Another embassy staffer, Elizabeth Rood, will assume the role of charge d’affaires until Sullivan’s successor arrives, the embassy said. They did not give further details.

Sullivan’s departure comes at a time when relations between the United States and Russia are experiencing the worst turbulence since the Cold War.

The U.S. Embassy in Moscow has been at the forefront of diplomatic efforts to secure the release of U.S. citizens detained in Russia, such as basketball player Brittney Griner, who was sentenced last month to nine years in prison for “drug traffic”.

4. Berlin is waging a “hybrid war” against Moscow, according to Medvedev

Former Russian President Dmitry Medvedev on Sunday accused Germany of waging a “hybrid war” against Russia, which he says justifies cutting off Russian gas supplies to the country.

The statements come as relations between Germany and Russia, already fractured by the war in Ukraine, are becoming even more distorted, with Moscow suspending gas deliveries via the Nord Stream pipeline.

“German Chancellor Olaf Scholz says Russia is no longer a reliable energy supplier,” Medvedev said. “First, Germany is a hostile country, second, it has imposed sanctions on the entire Russian economy…and it is delivering deadly weapons to Ukraine.”

“In other words, she [Germany] declared a hybrid war against Russia,” he continued. “Germany is behaving like an enemy of Russia…and this uncle [Scholz] is surprised that the Germans have small problems with the gas.”

Russian energy giant Gazprom has suspended gas deliveries through the Nord Stream pipeline indefinitely, officially due to an oil leak on a turbine.

Many European officials believe Moscow is harnessing the energy to blackmail countries over their support for Ukraine ahead of what promises to be a tough winter.

Although heavily dependent on Russian energy, Germany “will be able to cope this winter”, Scholz said on Sunday.

Russian authorities blame European leaders for gas supply problems, saying sanctions imposed on Moscow have prevented it from servicing the Nord Stream pipeline.

5. Russian shells rain down on Ukrainian port city and Kharkiv

Russian shelling hit the port city of Mykolaiv in southern Ukraine overnight, damaging a medical center, the city’s mayor said on Sunday.

Mykolaiv and its surroundings were hit daily for weeks during the six-month war.

On Saturday, a child was killed and five people were injured in rocket attacks in the area, Governor Vitaliy Kim said.

Mykolaiv city mayor Oleksandr Senkevych did not say whether there were any injuries in the nighttime attack, which he said also damaged some houses.

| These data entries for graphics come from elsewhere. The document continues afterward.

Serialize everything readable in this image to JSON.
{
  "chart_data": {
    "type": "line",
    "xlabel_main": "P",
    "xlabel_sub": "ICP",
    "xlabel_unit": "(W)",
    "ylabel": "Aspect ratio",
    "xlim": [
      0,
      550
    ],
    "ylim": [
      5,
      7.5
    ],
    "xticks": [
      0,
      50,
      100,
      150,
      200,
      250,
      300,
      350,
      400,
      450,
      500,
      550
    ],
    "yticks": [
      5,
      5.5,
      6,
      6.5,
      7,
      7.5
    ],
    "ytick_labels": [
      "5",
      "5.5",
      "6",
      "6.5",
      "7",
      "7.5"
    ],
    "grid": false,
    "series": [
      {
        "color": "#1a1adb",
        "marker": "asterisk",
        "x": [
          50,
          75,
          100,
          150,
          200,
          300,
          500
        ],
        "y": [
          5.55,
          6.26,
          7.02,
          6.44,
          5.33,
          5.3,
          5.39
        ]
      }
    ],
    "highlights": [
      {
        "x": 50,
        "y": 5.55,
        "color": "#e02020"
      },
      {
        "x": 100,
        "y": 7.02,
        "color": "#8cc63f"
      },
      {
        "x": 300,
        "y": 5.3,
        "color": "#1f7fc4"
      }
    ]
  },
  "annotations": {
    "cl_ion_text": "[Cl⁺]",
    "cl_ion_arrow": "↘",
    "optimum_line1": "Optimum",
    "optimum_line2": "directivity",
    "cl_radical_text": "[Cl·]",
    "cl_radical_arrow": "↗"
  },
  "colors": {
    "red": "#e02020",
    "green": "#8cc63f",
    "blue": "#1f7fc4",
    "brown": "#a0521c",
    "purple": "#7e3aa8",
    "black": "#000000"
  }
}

Mykolaiv, on the Southern Bug River about 30 kilometers (20 miles) upstream from the Black Sea, is a major port and center for shipbuilding.

In Kharkiv, Ukraine’s second city, Russian shelling set fire to a large wooden restaurant complex on Saturday evening, according to the region’s emergency services.

One person was killed and two injured in shelling in the area, Governor Oleh Syniehubov said.

Pavlo Kyrylenko, governor of the eastern Donetsk region where Russian forces are trying to take full control, said four people were killed in shelling on Saturday.